Think you're too busy to have time to exercise?  Exercising makes you study more efficiently.

c) Spend time with animals

Taking time to spend with animals - whether yours or someone else's - has been shown to have physiological benefits.

Harvard Med School even has a dog that you can borrow from their library -just as you would a book - to provide stress relief.

d) Break projects into smaller chunks

Much of our anxiety is focused on outcomes we cannot control: whether we will get in to medical school, whether we will get a good score on our MCAT, whether we will write a good personal statement.  Anxiety about big-picture outcomes often spirals - worrying that we don't have enough volunteer experiences spirals into worrying about whether we can get in at all which spirals into worrying about disappointing our friends and family.  Before you know it, you have spent the better part of two hours lost in your own head, and you feel like crap.
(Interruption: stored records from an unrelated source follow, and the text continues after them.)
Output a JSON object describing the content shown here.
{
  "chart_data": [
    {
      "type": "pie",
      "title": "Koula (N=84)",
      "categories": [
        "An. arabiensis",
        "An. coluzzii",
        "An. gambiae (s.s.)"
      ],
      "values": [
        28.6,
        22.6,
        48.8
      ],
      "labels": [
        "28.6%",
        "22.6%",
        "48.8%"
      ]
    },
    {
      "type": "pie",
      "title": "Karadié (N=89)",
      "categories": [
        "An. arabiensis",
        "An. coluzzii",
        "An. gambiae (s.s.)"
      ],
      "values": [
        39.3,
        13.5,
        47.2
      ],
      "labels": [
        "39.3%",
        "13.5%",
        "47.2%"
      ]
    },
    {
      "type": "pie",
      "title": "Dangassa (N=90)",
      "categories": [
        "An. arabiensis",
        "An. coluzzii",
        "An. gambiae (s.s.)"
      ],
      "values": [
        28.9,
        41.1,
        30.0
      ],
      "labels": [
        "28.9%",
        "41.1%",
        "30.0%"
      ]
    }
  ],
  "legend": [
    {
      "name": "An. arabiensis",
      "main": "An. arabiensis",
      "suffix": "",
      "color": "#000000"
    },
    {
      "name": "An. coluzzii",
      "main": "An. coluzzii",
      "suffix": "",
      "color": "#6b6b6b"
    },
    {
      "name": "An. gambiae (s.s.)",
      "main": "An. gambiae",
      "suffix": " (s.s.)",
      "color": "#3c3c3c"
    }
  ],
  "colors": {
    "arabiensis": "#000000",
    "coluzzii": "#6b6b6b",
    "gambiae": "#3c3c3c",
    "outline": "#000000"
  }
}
Instead, we should focus our anxiety productively on the steps we can take toward those goals.  When our brains are anxious, we need a super simple list of things to do next so that we don't have to think about it.  This means having a plan, staying organized, and breaking projects into smaller chunks.

  • Having a plan - you need a timeline for what to do and when to do it for the application process. A good med school advisor can help you make one. You need a study plan for how you're going to prepare for your MCAT and what to do each day. You can find good ones online, and the test prep companies will usually have ones too.
  • Staying organized - you need to have all of the materials you need in one place and all of the components of your plan in a calendar that you check often. Technology is great (Google Calendar especially), but sometimes having a printed calendar to put up on the wall of your room is the best way to remember what you have to do and when.
  • Break your projects into smaller chunks - instead of writing on your calendar, "write personal statement," you need to have this Herculean task broken into smaller chunks. A good book on personal statements for medical school will help you figure out how to do just that. Each chunk should be an easy action to take, ideally no more than 15-30 minutes. The actions have to be so specific that even during our most anxiety-ridden stage, we can say, "okay, I can take this step next."
  • Keep the list of next actions somewhere accessible - Evernote, a notebook, a great to-do list manager - so that you're never wanting for what to do next.